Enzymes are the workhorses of our cells. They are proteins that catalyse many thousands of biochemical reactions in the body. While most enzymes work inside our cells, digestive enzymes operate outside the cells in the gastrointestinal tract.

The start of digestion begins with digestive enzymes secreted by salivary gland cells into our mouths. Cells lining the gastrointestinal tract also contribute enzymes such as pepsin in the stomach. In addition, digestive enzymes are produced in the pancreas and are emptied into the upper part of the small intestine.

These enzymes help to break apart proteins, allowing the body to optimise its effort to digest proteins from plant and animal sources as well as break down starch, lactose, fats, and nucleic acids (DNA and RNA). The result is a more complete digestive process, resulting in better nutritional absorption.

Isotonix Digestive Enzymes with Probiotics supplies natural plant enzymes that are not inactivated by stomach acid. What this means is that the supplemental enzymes mix with and work in concert with the ingested food and begin to work with the body’s own digestive enzymes to release as many of the nutrients as possible.

What are probiotics?
Probiotics are beneficial organisms that promote a healthy intestinal tract environment. Probiotics can help support the body in maintaining proper digestive functions and improving emotional health. Bacillus coagulans bacteria reside mostly in the large intestine and help break down undigested food. These "friendly" bacteria can help the absorption of vitamins and minerals and can actually synthesise some vitamins, such as biotin and vitamin K. In addition, these beneficial bacteria contribute to the breaking down of fibres and undigested starch into simple sugars. These simple sugars then function as fuel for the cells that line the large intestine.

When is the best time to take Isotonix Digestive Enzymes?
It is generally recommended that enzyme supplements be taken at the beginning of or early on in the meal to assure appropriate digestive support, since most food stays in the upper part of the stomach for an hour and a half. However, if the enzymes are not taken before or at the beginning of the meal, they can be supplemented after the meal is started.

What happens when we eat?
Even before we eat, our body‘s digestive action begins to take place. Simply smelling food activates our salivary glands (hence the term "mouth-watering"). As the food enters the stomach, the stomach acid and pepsin work together to begin breaking the food down into material the small intestine (where most nutrients are absorbed) can use. Enzymes specific to each of the three nutrient groups are released at this stage, further breaking down the food and contributing to the digestive and absorption processes. These processes continue into the large intestine until the food’s nutritional content is extracted by the body.

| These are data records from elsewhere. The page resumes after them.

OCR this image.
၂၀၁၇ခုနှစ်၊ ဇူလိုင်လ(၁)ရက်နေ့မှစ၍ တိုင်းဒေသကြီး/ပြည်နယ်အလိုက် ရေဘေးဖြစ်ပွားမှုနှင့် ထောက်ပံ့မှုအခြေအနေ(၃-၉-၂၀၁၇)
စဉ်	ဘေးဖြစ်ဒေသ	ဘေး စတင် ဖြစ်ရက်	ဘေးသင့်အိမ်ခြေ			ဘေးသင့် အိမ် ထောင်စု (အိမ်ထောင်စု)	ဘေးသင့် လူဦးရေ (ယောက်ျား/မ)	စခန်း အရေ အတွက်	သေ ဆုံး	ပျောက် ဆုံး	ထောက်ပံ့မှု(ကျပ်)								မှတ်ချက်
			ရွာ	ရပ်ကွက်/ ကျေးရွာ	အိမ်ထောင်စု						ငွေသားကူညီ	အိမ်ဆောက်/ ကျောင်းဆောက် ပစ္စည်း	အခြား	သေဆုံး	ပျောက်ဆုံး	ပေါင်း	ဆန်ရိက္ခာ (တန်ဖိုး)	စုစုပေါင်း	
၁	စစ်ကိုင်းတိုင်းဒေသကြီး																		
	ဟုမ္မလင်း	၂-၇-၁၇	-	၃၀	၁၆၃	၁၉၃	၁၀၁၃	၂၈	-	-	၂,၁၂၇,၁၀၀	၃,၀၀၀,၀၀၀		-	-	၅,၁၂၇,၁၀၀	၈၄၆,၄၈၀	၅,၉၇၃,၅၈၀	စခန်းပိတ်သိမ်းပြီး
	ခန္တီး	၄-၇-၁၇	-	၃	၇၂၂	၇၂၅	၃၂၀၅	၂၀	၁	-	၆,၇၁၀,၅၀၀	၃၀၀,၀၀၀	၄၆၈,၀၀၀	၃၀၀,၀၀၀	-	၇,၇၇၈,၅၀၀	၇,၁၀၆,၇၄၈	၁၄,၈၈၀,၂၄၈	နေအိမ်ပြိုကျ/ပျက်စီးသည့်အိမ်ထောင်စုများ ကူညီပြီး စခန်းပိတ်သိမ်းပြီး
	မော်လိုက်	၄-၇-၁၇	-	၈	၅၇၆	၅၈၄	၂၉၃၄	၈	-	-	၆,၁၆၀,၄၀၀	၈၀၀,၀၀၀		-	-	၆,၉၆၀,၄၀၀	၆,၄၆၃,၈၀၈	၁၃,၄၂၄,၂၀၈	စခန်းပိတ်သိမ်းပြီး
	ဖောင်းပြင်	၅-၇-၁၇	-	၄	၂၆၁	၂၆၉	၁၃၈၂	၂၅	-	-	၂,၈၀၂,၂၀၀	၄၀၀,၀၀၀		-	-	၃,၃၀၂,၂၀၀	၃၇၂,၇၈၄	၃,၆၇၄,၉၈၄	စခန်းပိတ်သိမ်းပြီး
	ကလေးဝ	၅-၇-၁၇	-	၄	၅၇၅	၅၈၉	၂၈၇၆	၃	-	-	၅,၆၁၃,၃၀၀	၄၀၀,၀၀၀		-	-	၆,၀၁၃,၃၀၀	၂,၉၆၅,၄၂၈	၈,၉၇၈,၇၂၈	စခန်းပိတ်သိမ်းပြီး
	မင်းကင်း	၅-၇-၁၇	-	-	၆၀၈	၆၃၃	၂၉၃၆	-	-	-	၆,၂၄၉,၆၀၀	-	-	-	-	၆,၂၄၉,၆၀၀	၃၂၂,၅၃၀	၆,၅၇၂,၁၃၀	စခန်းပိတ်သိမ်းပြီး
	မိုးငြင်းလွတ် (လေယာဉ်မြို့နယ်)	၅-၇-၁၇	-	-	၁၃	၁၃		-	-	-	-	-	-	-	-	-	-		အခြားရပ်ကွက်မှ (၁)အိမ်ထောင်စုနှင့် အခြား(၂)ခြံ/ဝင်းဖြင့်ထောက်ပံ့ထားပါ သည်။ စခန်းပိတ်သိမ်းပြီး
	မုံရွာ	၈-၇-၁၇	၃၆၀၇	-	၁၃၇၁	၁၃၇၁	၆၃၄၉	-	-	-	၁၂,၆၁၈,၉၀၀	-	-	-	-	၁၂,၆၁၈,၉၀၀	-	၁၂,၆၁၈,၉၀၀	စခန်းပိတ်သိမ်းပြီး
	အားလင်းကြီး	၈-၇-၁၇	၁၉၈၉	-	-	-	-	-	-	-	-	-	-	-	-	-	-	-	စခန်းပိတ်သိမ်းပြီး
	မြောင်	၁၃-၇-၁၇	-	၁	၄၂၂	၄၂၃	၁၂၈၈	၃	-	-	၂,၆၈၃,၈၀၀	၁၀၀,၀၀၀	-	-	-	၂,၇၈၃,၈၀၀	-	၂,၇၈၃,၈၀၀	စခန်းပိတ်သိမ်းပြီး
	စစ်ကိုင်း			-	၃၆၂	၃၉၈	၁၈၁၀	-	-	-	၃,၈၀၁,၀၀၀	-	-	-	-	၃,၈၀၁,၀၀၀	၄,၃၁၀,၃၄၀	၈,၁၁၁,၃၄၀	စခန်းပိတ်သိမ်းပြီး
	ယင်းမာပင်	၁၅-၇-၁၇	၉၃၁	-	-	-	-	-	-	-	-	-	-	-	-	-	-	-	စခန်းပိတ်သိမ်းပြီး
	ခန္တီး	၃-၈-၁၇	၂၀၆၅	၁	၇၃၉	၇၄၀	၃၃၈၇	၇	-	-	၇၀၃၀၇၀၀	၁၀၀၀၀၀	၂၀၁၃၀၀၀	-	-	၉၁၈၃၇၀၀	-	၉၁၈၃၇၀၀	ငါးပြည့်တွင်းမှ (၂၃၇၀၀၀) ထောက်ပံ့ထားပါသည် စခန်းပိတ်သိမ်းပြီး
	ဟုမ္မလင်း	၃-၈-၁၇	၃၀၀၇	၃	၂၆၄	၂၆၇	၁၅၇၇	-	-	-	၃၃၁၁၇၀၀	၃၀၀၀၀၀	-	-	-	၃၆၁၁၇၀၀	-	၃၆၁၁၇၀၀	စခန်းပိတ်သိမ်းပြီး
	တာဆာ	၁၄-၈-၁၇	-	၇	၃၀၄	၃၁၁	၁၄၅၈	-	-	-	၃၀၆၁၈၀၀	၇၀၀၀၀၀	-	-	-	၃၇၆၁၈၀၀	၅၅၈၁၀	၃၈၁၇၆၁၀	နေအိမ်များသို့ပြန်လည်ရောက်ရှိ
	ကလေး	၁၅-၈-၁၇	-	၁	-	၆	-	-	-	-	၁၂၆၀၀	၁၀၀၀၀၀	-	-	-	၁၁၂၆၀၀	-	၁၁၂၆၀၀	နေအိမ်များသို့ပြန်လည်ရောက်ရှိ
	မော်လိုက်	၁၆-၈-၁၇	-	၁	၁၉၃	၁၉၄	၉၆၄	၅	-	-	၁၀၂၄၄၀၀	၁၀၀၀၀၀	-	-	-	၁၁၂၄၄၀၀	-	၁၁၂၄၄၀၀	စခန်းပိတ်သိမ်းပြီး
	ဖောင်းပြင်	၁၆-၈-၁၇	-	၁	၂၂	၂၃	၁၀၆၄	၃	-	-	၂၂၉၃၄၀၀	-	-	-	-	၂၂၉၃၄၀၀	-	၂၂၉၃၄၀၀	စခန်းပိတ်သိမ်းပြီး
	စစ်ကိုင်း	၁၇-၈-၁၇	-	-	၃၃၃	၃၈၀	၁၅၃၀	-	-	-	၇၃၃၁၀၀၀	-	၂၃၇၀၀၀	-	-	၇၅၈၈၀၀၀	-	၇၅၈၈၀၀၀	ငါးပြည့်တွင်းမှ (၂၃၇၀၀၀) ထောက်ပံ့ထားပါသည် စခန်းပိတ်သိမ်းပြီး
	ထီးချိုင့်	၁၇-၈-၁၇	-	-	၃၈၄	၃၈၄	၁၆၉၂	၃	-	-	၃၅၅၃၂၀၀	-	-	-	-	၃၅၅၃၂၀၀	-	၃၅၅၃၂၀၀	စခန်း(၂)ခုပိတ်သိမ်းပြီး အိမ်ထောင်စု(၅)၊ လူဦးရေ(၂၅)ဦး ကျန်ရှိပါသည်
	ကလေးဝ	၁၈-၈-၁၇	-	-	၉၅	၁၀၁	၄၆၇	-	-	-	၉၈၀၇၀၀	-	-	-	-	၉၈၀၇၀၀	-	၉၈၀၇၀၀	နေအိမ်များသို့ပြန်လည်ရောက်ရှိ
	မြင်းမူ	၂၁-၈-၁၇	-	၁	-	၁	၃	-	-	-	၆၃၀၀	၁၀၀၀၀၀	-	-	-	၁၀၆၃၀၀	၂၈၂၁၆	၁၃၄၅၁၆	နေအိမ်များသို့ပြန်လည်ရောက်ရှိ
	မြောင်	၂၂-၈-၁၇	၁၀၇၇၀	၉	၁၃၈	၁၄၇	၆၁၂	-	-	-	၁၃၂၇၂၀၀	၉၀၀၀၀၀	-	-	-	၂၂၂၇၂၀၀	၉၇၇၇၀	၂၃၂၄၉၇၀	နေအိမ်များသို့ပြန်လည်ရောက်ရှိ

What are the basic and specialty enzymes in this product?
There are three basic food enzymes that help us digest our food. Each has a specific function and purpose, and each is necessary for the releasing of nutrients into our bodies. They are protease (which digests proteins), amylase (which digests starch) and lipase (which digests fats). The specialty enzymes are lactase (for the sugar lactose in dairy products), sucrase (for table sugar and fruit), and cellulase (which helps us digest cellulose fibres).  Each of these enzymes plays a significant part in the body’s overall health by helping to release specific and necessary nutrients into our bodies.

What are the "good" bacteria?
We all know that chlorine in our water supply kills bacteria, making water safe to drink. That’s good, but all bacteria are not harmful. In fact, if it weren’t for "good" bacteria, we would be unable to digest food. Many people, especially women, know the importance of having "good" bacteria in their system, and many actually take supplements like Lactobacillus acidophilus to keep healthy. Isotonix Digestive Enzyme Formula with Probiotics contains probiotic bacteria called Bacillus coagulans, designed to help replenish the "good" bacteria that can be harmed by things like the ingestion of chlorinated water and antibiotics. These "friendly" bacteria help to repopulate the colon, displacing harmful bacteria, and promote an appropriate pH balance.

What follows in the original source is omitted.